What can I say? I'm a sucker for a free lunch.
Continuing the parade of performing arts institutions eager to trot out their offerings to members of the scribbling class, Carnegie Hall announced its 2014–15 season today in their posh Rohatyn Room. Mind you, I still don't know what I'm doing next month, much less next year, but this was a well organized, thoughtful presentation by Carnegie's charming and eloquent majordomo, Clive Gillinson, now entering his 10th season as Executive and Artistic Director.
Since Clive's arrival in 2005, Carnegie has hosted one major festival each year, and next year's "UBUNTU: Music and Arts of South Africa" promises to be the most ambitious to date. Dedicated to the late Nelson Mandela, the three-week festival (October 10–November 5) will encompass popular and indigenous music, dance, theater, film, and the visual arts. Among those scheduled to appear are Ladysmith Black Mambazo, Abdullah Ibrahim, and Hugh Masekela, along with a wide variety of artists never before seen in New York.
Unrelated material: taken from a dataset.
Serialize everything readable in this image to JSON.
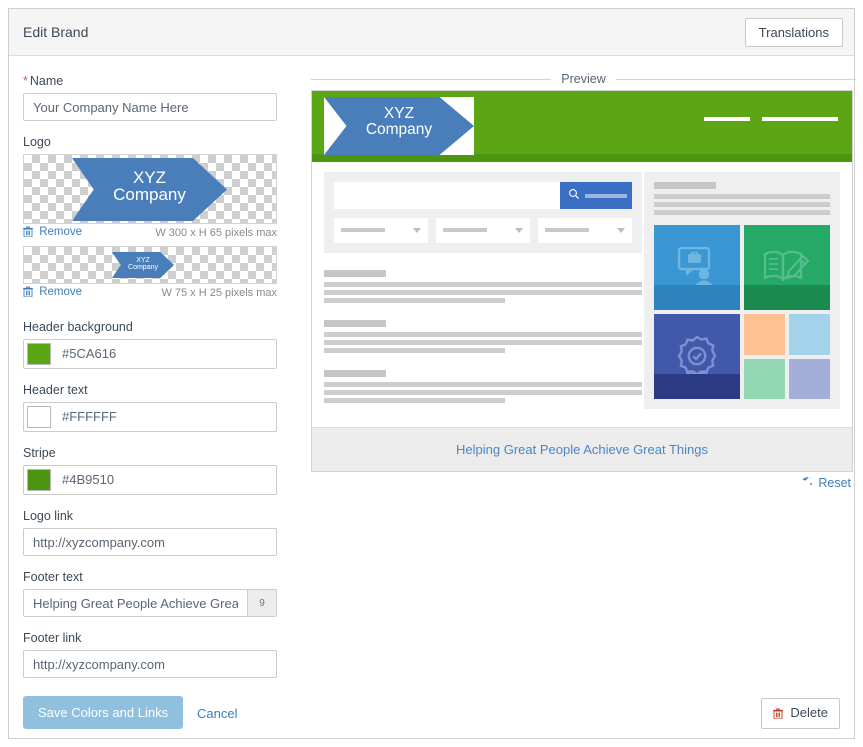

Opening the season will be the Berlin Philharmonic, who will perform four concerts at Carnegie—including the opening-night gala with Perspectives artist Anne-Sophie Mutter. In an unprecedented display of cooperation with Lincoln Center, the Berliners will also appear on the White Light Festival for two performances Peter Sellars' acclaimed production of Bach's St. Matthew Passion at the Park Avenue Armory.